CAMPUS

Close encounters of the religious kind

UNCW professor looks at the world of UFOs

Ben Steelman StarNews Staff
"American Cosmic" by Diana W. Pasulka will be released in January by Oxford University Press.

A UNCW professor's book on religious aspects of UFOs is drawing strong early reviews.

Oxford University Press will release "American Cosmic: UFOs, Religion and Technology" by Diana W. Pasulka on Jan. 2 ($24.95). The book will be available beginning Feb. 8 from Amazon.com and the Barnes & Noble website.

Pasulka is a professor of religious studies at the University of North Carolina Wilmington, who chairs its department of philosophy and religion.

"Pasulka gives wonderful, entertaining insight into the curious study of UFOs," commented Publishers Weekly.

"Pasulka makes a reasonable cases that the spirits, angels, divine messengers, manifestations of God, aliens or their spaceships that humans have been reporting since the dawn of history are too numerous to be entirely delusional, so they deserve serious investigation," wrote Kirkus Reviews.

A scholar in the Catholic tradition -- her previous book, "Heaven Can Wait" (2014) was a study of the doctrine of Purgatory in popular culture -- Pasulka approaches unidentified flying objects as a modern myth.

This is not exactly new; thinkers such as Carl Jung and biblical scholars analyzing the vision of the wheel in the Old Testament book of Ezekiel observed much the same thing.

Pasulka, however, follows a hint from the German philosopher Martin Heidegger, who questioned how technology is creating a new mode of perceiving reality. (Older cultures, seeing something unexplained, would interpret it as angels, fairies or demons.
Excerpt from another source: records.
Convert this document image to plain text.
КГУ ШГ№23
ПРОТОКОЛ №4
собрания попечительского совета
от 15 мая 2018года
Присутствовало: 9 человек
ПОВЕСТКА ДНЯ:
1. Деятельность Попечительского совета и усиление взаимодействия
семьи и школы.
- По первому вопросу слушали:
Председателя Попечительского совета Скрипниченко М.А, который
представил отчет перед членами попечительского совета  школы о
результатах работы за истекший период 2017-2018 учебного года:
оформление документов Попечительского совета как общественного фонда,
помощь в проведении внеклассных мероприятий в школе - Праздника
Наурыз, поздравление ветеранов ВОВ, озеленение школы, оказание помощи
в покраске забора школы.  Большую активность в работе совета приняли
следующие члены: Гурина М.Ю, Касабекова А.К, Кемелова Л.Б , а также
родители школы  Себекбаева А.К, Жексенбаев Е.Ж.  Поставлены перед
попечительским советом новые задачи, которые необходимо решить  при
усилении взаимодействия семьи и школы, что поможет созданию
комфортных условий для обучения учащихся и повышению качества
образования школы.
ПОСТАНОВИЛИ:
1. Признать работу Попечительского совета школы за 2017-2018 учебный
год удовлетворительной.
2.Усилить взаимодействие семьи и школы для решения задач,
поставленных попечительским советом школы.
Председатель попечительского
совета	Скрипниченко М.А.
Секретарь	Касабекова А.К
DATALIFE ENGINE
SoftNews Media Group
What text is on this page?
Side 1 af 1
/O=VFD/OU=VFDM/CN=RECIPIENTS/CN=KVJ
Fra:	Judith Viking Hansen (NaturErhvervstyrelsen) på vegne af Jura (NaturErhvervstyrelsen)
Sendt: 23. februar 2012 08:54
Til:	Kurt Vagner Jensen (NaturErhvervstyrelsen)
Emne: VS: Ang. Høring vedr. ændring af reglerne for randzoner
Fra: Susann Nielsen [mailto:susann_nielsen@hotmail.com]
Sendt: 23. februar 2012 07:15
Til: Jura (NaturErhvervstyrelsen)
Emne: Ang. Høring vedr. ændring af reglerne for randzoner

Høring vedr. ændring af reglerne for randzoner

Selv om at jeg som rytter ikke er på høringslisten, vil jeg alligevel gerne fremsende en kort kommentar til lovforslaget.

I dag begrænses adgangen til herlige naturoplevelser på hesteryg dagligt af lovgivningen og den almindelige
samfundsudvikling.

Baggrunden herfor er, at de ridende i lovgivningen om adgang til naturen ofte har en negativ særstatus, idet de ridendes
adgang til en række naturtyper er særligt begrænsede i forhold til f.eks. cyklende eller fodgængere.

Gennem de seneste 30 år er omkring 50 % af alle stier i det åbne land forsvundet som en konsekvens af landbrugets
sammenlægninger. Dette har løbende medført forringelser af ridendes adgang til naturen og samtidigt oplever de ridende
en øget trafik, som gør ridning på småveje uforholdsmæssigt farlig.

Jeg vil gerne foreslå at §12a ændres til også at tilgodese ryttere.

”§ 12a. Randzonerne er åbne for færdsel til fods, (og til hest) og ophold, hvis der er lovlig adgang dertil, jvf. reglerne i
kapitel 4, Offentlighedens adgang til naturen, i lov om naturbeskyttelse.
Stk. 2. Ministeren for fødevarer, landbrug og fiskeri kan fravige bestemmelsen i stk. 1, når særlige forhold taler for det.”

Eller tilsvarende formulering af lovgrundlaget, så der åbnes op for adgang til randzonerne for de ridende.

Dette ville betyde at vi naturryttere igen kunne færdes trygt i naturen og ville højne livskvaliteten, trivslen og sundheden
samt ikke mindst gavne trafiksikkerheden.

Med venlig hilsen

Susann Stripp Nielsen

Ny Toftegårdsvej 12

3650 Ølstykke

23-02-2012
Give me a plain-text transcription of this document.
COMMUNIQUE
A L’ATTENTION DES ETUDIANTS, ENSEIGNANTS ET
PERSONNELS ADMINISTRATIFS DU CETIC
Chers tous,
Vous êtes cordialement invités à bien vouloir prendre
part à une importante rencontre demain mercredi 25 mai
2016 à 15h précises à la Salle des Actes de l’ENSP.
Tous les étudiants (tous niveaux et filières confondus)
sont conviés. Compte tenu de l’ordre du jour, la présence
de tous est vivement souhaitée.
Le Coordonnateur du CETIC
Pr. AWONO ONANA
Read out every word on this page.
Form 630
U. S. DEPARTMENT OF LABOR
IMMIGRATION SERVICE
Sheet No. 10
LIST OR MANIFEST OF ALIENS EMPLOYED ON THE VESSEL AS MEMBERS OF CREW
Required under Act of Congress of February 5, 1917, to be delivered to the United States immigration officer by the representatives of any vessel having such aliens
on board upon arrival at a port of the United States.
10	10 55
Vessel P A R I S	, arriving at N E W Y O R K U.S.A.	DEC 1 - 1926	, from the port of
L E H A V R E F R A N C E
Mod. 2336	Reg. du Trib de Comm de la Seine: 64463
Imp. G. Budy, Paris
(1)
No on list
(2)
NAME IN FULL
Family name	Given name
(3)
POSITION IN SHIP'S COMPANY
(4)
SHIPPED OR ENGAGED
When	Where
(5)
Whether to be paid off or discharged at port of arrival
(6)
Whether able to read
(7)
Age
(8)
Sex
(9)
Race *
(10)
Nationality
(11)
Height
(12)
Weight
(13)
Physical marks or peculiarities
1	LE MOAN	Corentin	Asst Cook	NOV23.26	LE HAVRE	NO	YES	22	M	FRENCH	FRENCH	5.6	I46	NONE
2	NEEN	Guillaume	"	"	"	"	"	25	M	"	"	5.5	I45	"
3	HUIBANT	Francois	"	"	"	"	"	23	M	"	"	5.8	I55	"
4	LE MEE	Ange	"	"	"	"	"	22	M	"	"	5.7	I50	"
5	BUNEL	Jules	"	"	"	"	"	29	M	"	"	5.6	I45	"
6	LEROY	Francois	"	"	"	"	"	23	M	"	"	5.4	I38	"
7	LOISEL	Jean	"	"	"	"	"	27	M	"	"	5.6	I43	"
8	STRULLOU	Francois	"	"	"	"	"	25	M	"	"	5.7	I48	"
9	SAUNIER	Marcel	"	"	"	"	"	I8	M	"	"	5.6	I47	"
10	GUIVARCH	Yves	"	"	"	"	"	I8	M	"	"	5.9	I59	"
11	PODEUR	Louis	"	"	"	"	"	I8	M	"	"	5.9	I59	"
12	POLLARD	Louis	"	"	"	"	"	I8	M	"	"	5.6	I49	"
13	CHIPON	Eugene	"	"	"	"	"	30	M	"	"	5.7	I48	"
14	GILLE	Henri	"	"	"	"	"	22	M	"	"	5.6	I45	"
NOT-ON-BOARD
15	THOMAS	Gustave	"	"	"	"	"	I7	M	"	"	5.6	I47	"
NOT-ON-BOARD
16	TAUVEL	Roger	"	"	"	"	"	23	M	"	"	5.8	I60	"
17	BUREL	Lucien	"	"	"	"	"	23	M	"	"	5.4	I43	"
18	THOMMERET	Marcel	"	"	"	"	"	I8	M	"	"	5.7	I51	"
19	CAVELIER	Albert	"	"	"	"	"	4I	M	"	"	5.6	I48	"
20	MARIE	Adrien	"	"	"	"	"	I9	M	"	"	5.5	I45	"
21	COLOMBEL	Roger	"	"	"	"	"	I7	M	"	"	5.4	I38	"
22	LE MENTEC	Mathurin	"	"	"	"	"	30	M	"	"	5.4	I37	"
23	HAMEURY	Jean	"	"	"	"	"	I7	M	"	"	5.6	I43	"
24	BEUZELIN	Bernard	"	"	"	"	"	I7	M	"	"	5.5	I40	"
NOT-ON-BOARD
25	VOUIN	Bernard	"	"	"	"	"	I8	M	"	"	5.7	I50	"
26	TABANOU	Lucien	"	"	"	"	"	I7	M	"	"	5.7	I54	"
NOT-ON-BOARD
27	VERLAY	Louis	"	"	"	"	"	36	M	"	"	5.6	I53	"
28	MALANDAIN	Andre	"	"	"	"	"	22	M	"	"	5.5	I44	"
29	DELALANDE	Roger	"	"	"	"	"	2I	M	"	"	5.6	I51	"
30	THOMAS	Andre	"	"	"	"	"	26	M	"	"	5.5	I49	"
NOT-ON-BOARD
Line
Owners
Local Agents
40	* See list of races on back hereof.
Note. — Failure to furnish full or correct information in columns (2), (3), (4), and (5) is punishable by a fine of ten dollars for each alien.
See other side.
We see little green men, or Grays.)

In her preface, Pasulka writes, "I found out in my research that to understand and move beyond a myth, one must first enter into it." Accordingly, she traveled from purported crash sites in the New Mexico desert to the Vatican archives, meeting with confirmed "UFOlogists" and believers.

She also talked with a number of Silicon Valley scientists -- including Jacques Vallee, one of the early figures in ARPANET, the predecessor to the internet, and a consultant on Steven Spielberg's "Close Encounters of the Third Kind" -- as well as researchers in NASA and the Russian space program about their beliefs in extraterrestrials and UFOs.

Pasulka says she does not believe or disbelieve in UFOs. Her studies, however, point toward mystical connections which may have little or nothing to do with interplanetary travel at all.

A local book signing for "American Cosmic" is being planned for February in Barnes & Noble at Mayfaire.